Claudel se enjugó las manos, arrugó la servilleta de papel y la arrojó en su plato. Cogió la foto y repitió las acciones de Ryan. Al reconocer el objeto, apretó las mandíbulas y permaneció largo rato mirándolo sin pronunciar palabra.
—¿Vecino? —preguntó Ryan.
—Parece ser.
—¿ReMax?
—Eso creo. Se distinguen la R y parte de la E. Podemos hacer ampliar la foto.
—Sería fácil seguir la trayectoria. La inscripción sólo tiene cuatro meses de antigüedad. ¡Diablos, en este tipo de negocios probablemente aún esté en vigor! —comentó Ryan, que tomaba notas.
—¿Y qué hay acerca de Damas?
—No lo sé.
Me abstuve de responder que no había querido molestar a la familia de la víctima.
—¿Y Trottier?
—No. Hablé con la madre de Chantale y me dijo que no pensaba vender, que nunca había ofrecido la propiedad.
—Podría tratarse del padre.
Nos volvimos hacia Claudel, que me miraba; en esta ocasión no se había expresado con altivez.
—¿Cómo? —repuso Ryan.
—Pasaba mucho tiempo con su padre. Tal vez él se propusiera vender. ¿Lo confirmamos?
—Lo comprobaré —asintió Ryan sin dejar de tomar notas.
—Ella iba allí el día que fue asesinada —dije.
—Iba un par de días por semana.
Claudel se mostraba paternalista, pero no despectivo: hacíamos progresos.
—¿Dónde vive?
—En Westmount.
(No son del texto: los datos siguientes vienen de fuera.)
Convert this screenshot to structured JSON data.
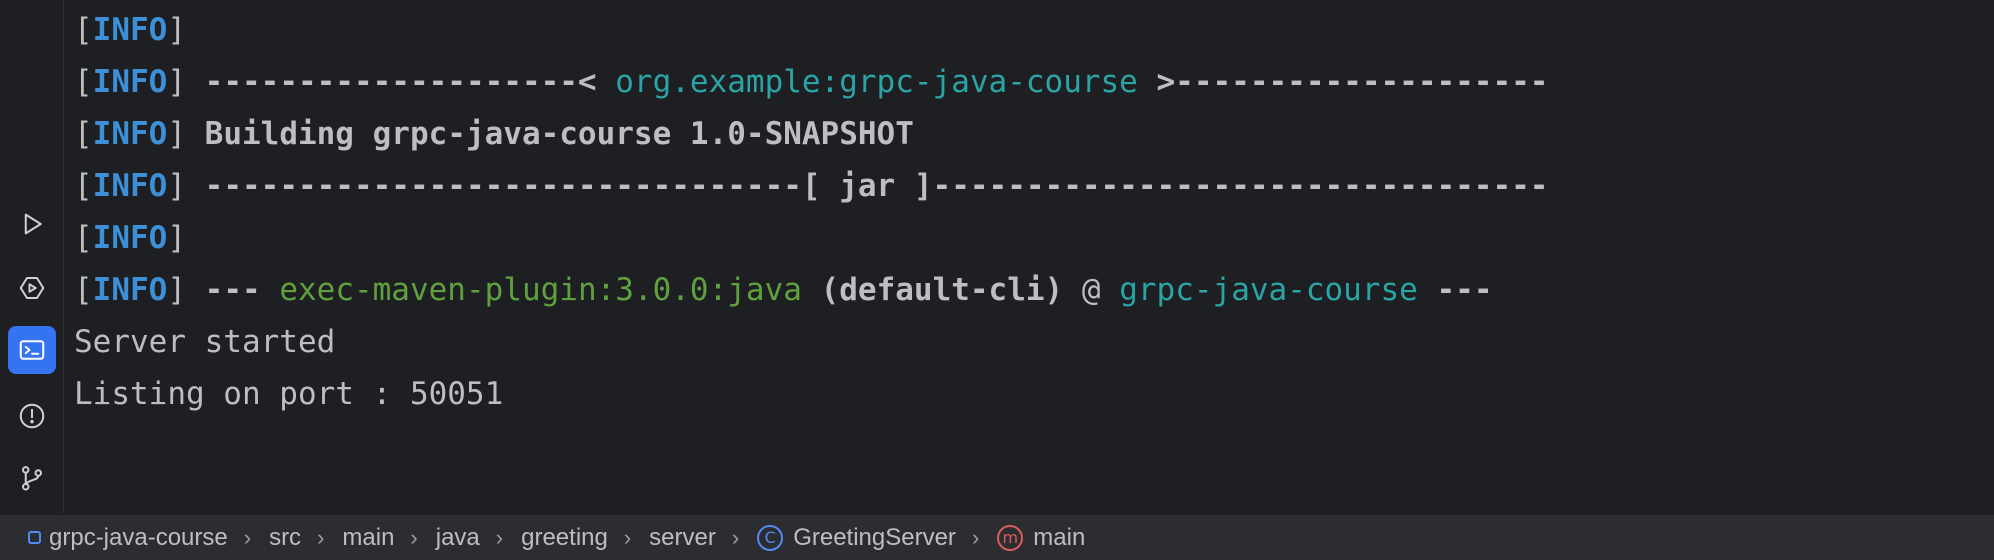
{
  "sidebar": {
    "icons": [
      {
        "name": "run-icon"
      },
      {
        "name": "services-icon"
      },
      {
        "name": "terminal-icon",
        "active": true
      },
      {
        "name": "problems-icon"
      },
      {
        "name": "git-icon"
      }
    ]
  },
  "terminal": {
    "bracket_open": "[",
    "bracket_close": "]",
    "info": "INFO",
    "lines": [
      {
        "type": "info_empty"
      },
      {
        "type": "project_header",
        "left": " --------------------< ",
        "artifact": "org.example:grpc-java-course",
        "right": " >--------------------"
      },
      {
        "type": "building",
        "text": " Building grpc-java-course 1.0-SNAPSHOT"
      },
      {
        "type": "packaging",
        "text": " --------------------------------[ jar ]---------------------------------"
      },
      {
        "type": "info_empty"
      },
      {
        "type": "plugin",
        "prefix": " --- ",
        "plugin": "exec-maven-plugin:3.0.0:java",
        "goal": " (default-cli)",
        "at": " @ ",
        "project": "grpc-java-course",
        "suffix": " ---"
      },
      {
        "type": "plain",
        "text": "Server started"
      },
      {
        "type": "plain",
        "text": "Listing on port : 50051"
      }
    ]
  },
  "status_bar": {
    "breadcrumbs": [
      {
        "label": "grpc-java-course",
        "icon": "module-icon"
      },
      {
        "label": "src"
      },
      {
        "label": "main"
      },
      {
        "label": "java"
      },
      {
        "label": "greeting"
      },
      {
        "label": "server"
      },
      {
        "label": "GreetingServer",
        "icon": "class-icon",
        "icon_glyph": "C",
        "icon_color": "#548af7"
      },
      {
        "label": "main",
        "icon": "method-icon",
        "icon_glyph": "m",
        "icon_color": "#db5c5c"
      }
    ],
    "separator": "›"
  }
}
Un condominio multimillonario en Barat, cerca de Sherbrooke.
Traté de situarlo. Aquello debía de encontrarse en los límites del centro de la ciudad, no lejos de mi apartamento.
—¿Por encima del Forum?
—Eso mismo.
—¿Cuál es la estación de metro más próxima?
—Debe de ser Atwater. Se encuentra a un par de manzanas de allí.
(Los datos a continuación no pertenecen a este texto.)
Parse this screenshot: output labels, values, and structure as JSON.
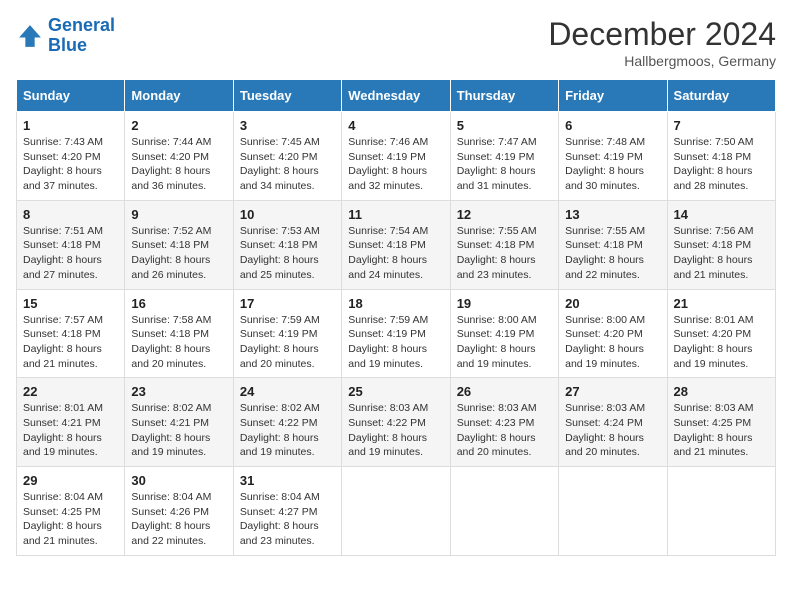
{
  "logo": {
    "line1": "General",
    "line2": "Blue"
  },
  "title": "December 2024",
  "location": "Hallbergmoos, Germany",
  "header": {
    "days": [
      "Sunday",
      "Monday",
      "Tuesday",
      "Wednesday",
      "Thursday",
      "Friday",
      "Saturday"
    ]
  },
  "weeks": [
    [
      {
        "num": "1",
        "sunrise": "7:43 AM",
        "sunset": "4:20 PM",
        "daylight": "8 hours and 37 minutes."
      },
      {
        "num": "2",
        "sunrise": "7:44 AM",
        "sunset": "4:20 PM",
        "daylight": "8 hours and 36 minutes."
      },
      {
        "num": "3",
        "sunrise": "7:45 AM",
        "sunset": "4:20 PM",
        "daylight": "8 hours and 34 minutes."
      },
      {
        "num": "4",
        "sunrise": "7:46 AM",
        "sunset": "4:19 PM",
        "daylight": "8 hours and 32 minutes."
      },
      {
        "num": "5",
        "sunrise": "7:47 AM",
        "sunset": "4:19 PM",
        "daylight": "8 hours and 31 minutes."
      },
      {
        "num": "6",
        "sunrise": "7:48 AM",
        "sunset": "4:19 PM",
        "daylight": "8 hours and 30 minutes."
      },
      {
        "num": "7",
        "sunrise": "7:50 AM",
        "sunset": "4:18 PM",
        "daylight": "8 hours and 28 minutes."
      }
    ],
    [
      {
        "num": "8",
        "sunrise": "7:51 AM",
        "sunset": "4:18 PM",
        "daylight": "8 hours and 27 minutes."
      },
      {
        "num": "9",
        "sunrise": "7:52 AM",
        "sunset": "4:18 PM",
        "daylight": "8 hours and 26 minutes."
      },
      {
        "num": "10",
        "sunrise": "7:53 AM",
        "sunset": "4:18 PM",
        "daylight": "8 hours and 25 minutes."
      },
      {
        "num": "11",
        "sunrise": "7:54 AM",
        "sunset": "4:18 PM",
        "daylight": "8 hours and 24 minutes."
      },
      {
        "num": "12",
        "sunrise": "7:55 AM",
        "sunset": "4:18 PM",
        "daylight": "8 hours and 23 minutes."
      },
      {
        "num": "13",
        "sunrise": "7:55 AM",
        "sunset": "4:18 PM",
        "daylight": "8 hours and 22 minutes."
      },
      {
        "num": "14",
        "sunrise": "7:56 AM",
        "sunset": "4:18 PM",
        "daylight": "8 hours and 21 minutes."
      }
    ],
    [
      {
        "num": "15",
        "sunrise": "7:57 AM",
        "sunset": "4:18 PM",
        "daylight": "8 hours and 21 minutes."
      },
      {
        "num": "16",
        "sunrise": "7:58 AM",
        "sunset": "4:18 PM",
        "daylight": "8 hours and 20 minutes."
      },
      {
        "num": "17",
        "sunrise": "7:59 AM",
        "sunset": "4:19 PM",
        "daylight": "8 hours and 20 minutes."
      },
      {
        "num": "18",
        "sunrise": "7:59 AM",
        "sunset": "4:19 PM",
        "daylight": "8 hours and 19 minutes."
      },
      {
        "num": "19",
        "sunrise": "8:00 AM",
        "sunset": "4:19 PM",
        "daylight": "8 hours and 19 minutes."
      },
      {
        "num": "20",
        "sunrise": "8:00 AM",
        "sunset": "4:20 PM",
        "daylight": "8 hours and 19 minutes."
      },
      {
        "num": "21",
        "sunrise": "8:01 AM",
        "sunset": "4:20 PM",
        "daylight": "8 hours and 19 minutes."
      }
    ],
    [
      {
        "num": "22",
        "sunrise": "8:01 AM",
        "sunset": "4:21 PM",
        "daylight": "8 hours and 19 minutes."
      },
      {
        "num": "23",
        "sunrise": "8:02 AM",
        "sunset": "4:21 PM",
        "daylight": "8 hours and 19 minutes."
      },
      {
        "num": "24",
        "sunrise": "8:02 AM",
        "sunset": "4:22 PM",
        "daylight": "8 hours and 19 minutes."
      },
      {
        "num": "25",
        "sunrise": "8:03 AM",
        "sunset": "4:22 PM",
        "daylight": "8 hours and 19 minutes."
      },
      {
        "num": "26",
        "sunrise": "8:03 AM",
        "sunset": "4:23 PM",
        "daylight": "8 hours and 20 minutes."
      },
      {
        "num": "27",
        "sunrise": "8:03 AM",
        "sunset": "4:24 PM",
        "daylight": "8 hours and 20 minutes."
      },
      {
        "num": "28",
        "sunrise": "8:03 AM",
        "sunset": "4:25 PM",
        "daylight": "8 hours and 21 minutes."
      }
    ],
    [
      {
        "num": "29",
        "sunrise": "8:04 AM",
        "sunset": "4:25 PM",
        "daylight": "8 hours and 21 minutes."
      },
      {
        "num": "30",
        "sunrise": "8:04 AM",
        "sunset": "4:26 PM",
        "daylight": "8 hours and 22 minutes."
      },
      {
        "num": "31",
        "sunrise": "8:04 AM",
        "sunset": "4:27 PM",
        "daylight": "8 hours and 23 minutes."
      },
      null,
      null,
      null,
      null
    ]
  ]
}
Ryan consultó su reloj, procuró atraer la atención de Janine y le hizo señas como si firmara en el aire. Pagamos, y Antoine nos obsequió con puñados de caramelos.
En cuanto llegué a mi despacho saqué el mapa, localicé la estación de Atwater y conté las paradas que había desde Berri-UQAM. Una, dos, tres, cuatro, cinco, seis. En aquel momento sonó el teléfono y me apresuré a responder a la llamada.